With HUD’s increase to the allowance, the OHA has increased its maximum threshold from 100% of fair market rent to 110%, allowing more units to qualify.

Fair market rent in Ocala for 2021 is $692 a month for an efficiency, $757 for a one bedroom, $939 for two, $1,226 for three and $1,356 for four bedrooms, according to HUD.

And more units are also on the way, through new housing developments.

The largest project is the redevelopment of more than 200 acres located at 2201 NW 21st Street. The property was part of the Pine Oaks of Ocala golf course.

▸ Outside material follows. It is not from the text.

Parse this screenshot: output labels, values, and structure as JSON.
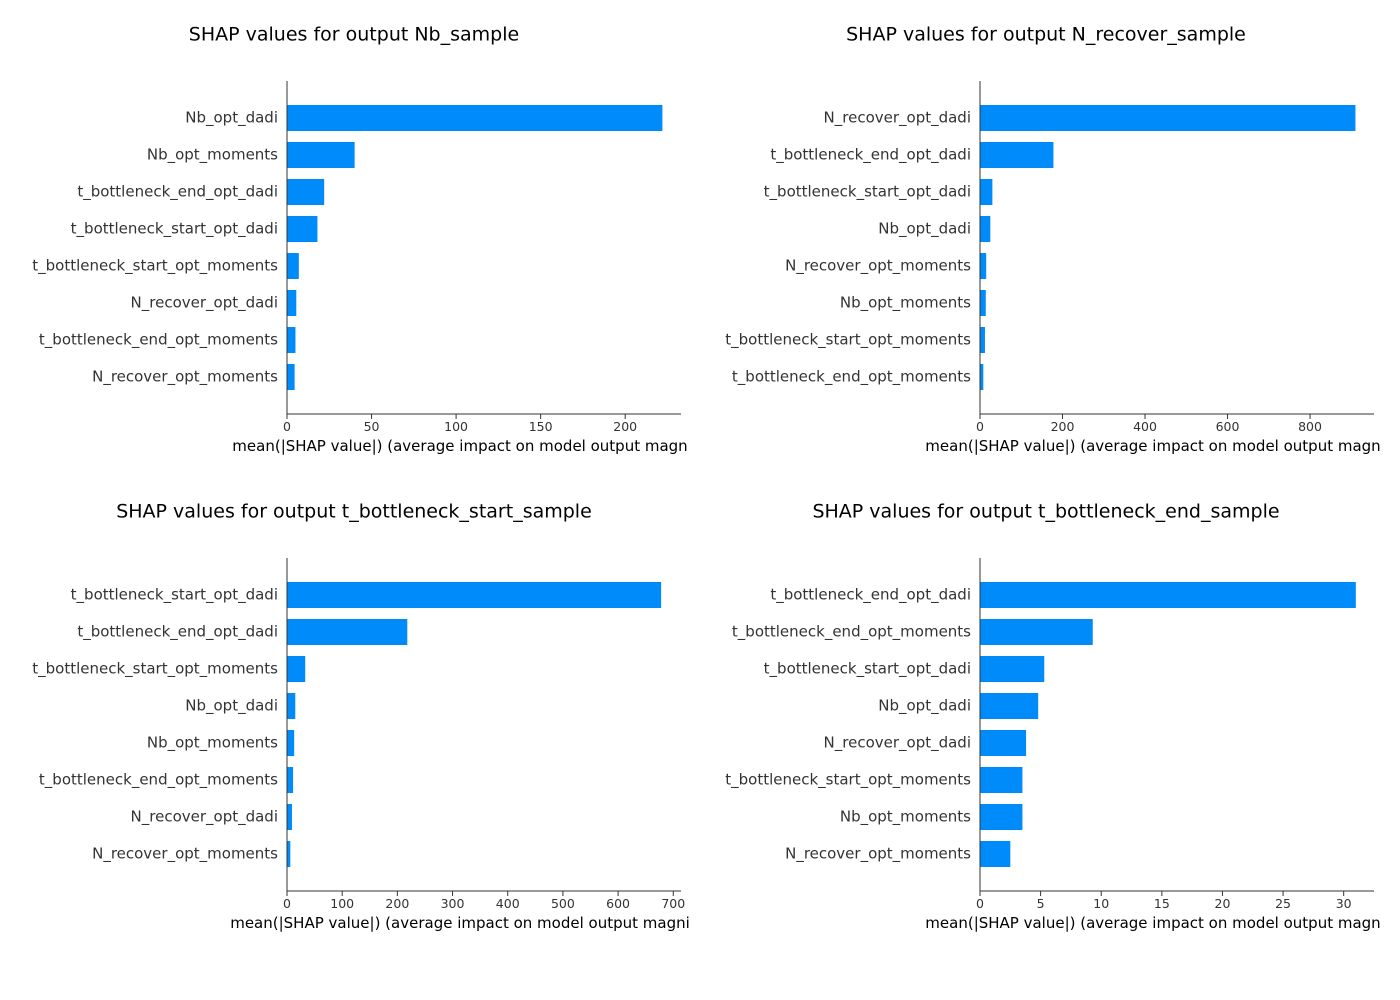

Now referred to as the West Oaks Planned Development, the hefty project, which is being spearheaded by West Oaks Developers, LLC, is slated to eventually bring 386 single-family homes, 832 multifamily residential units and 150 townhomes to Ocala. The plan requires 20% of the constructed units to be affordable housing units.

To qualify for the voucher program, participants must earn less than 50% of the area’s median income, but most of the vouchers go to those making less than 30% of the median income. In Ocala, the median income is just under $50,000, according to the 2019 one-year American Community Survey by the U.S. Census Bureau.

Participants also must pay more than 30% of their income in rent. The voucher typically covers the amount of rent above the 30% mark.

At 50% of the median income, or just less than $25,000, affordable rent would be less than $625 per month.

Sometimes, even affordable housing isn’t affordable, the OHA’s Dawson said.

“We have to make sure those units are affordable,” she said. “On paper, the definition of affordability is different than the reality… More reality affordable housing needs to be available.”